Spike looked deep into her eyes as she begged for him to stay and he had the audacity to tell her something personal about himself- not even pretending like he was going to make it out alive.

Not even wanting to make it out alive.

Selfish. Hypocritical. Prick!

And now she was stuck on the ratty, faintly bloodstained, cigarette smelling, dog-hair-covered couch in the main room of the Bebop, curled in on herself as if to make herself smaller -just like she used to do when she was a child- and trying to make herself feel nothing.

With the way time always seems to be against her, Faye’s pretty certain she’ll die of old age before that happens.

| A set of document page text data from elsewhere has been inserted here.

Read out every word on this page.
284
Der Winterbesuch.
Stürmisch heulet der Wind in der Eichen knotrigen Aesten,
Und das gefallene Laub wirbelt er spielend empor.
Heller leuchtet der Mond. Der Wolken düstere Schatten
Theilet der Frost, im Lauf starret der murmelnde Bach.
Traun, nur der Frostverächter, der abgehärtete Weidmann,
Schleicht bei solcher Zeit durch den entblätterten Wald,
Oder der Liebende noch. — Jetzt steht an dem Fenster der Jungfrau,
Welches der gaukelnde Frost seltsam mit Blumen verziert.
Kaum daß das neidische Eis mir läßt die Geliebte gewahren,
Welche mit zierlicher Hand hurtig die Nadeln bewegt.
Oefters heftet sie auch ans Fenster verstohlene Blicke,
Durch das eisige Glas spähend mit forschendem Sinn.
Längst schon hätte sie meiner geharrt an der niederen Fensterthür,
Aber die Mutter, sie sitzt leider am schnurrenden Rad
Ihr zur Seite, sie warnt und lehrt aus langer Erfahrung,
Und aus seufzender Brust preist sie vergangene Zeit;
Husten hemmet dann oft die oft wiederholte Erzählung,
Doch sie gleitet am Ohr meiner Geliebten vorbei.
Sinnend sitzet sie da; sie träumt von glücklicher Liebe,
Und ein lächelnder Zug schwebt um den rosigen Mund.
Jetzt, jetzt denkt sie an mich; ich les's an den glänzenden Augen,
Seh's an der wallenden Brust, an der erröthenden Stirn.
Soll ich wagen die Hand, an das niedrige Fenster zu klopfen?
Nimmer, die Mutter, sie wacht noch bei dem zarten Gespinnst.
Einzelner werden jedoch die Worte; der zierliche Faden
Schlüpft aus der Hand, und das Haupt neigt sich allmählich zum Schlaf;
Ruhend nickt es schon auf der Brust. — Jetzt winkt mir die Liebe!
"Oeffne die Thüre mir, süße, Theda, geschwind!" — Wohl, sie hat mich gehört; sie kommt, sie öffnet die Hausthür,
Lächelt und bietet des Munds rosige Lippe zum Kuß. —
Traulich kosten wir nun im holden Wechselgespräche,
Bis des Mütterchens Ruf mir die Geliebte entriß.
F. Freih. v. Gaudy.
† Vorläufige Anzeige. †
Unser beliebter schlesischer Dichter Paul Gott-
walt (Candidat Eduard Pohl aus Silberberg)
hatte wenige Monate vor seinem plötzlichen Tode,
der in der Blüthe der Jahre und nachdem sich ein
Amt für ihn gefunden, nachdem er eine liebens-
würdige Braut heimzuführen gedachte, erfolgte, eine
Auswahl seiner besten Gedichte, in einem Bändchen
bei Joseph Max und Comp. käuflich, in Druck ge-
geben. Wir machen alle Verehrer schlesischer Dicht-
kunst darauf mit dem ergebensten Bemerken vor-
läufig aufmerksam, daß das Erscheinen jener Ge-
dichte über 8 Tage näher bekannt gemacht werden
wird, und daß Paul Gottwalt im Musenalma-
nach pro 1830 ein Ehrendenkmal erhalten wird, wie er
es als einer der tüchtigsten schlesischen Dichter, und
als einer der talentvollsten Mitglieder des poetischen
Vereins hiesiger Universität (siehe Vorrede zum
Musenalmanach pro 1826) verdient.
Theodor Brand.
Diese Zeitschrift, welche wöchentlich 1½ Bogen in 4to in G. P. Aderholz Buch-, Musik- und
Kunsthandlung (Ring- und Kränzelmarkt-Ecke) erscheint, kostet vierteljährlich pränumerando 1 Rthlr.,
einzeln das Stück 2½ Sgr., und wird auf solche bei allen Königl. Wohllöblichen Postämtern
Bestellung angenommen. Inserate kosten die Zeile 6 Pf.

She thought back to when she and Jet got the official call from the syndicate just under 12 hours ago.

Jet and Faye were both sitting in the control room after the former had found the latter crying in the hallway where Spike had left her. The only words shared between them had been Jet’s turse question: “He tell you why he did it?” With Faye’s answer being yes, but she still doesn’t understand. Jet had replied, “Neither do I.”

They had sat in miserable silence for hours since then, waiting for the call they both know is coming.

The comm kicked to life. “Jet Black and Faye Valentine of the Bebop? I’m calling on behalf of the Red Dragon Syndicate. Spike Spiegel is dead. At approximately 4:32 this morning-”

Faye ran from the room. Jet put his head in his hands and listened to the remainder of the report staring blankly at the tabletop.

They had both expected this. They had braced themselves for those words. Why did it still feel like such an unexpected weight?

Even now, hours later, the finality of it remains as a heavy feeling of mourning in her gut. The feeling is only overshadowed by the rage directed at Spike. She was certain that if he walked through the door right now, miraculously alive, she would punch him right in his stupid sly smirk. Repeatedly. With the handle of her gun.

After that, she would probably do something horribly sappy and embarrassing like start crying or maybe hold him and never let go. Or maybe both.

No. Stop. Dangerous train of thought.

The thought of seeing him again made her realize just how lonely she feels in this moment, in the dark, on the couch, surrounded in shroud-like silence. Some of the anger trickled out against her will, and it left her feeling exhausted. When she blinked, her eyes burned. She realized with a distant kind of fascination that she hadn’t slept in two days.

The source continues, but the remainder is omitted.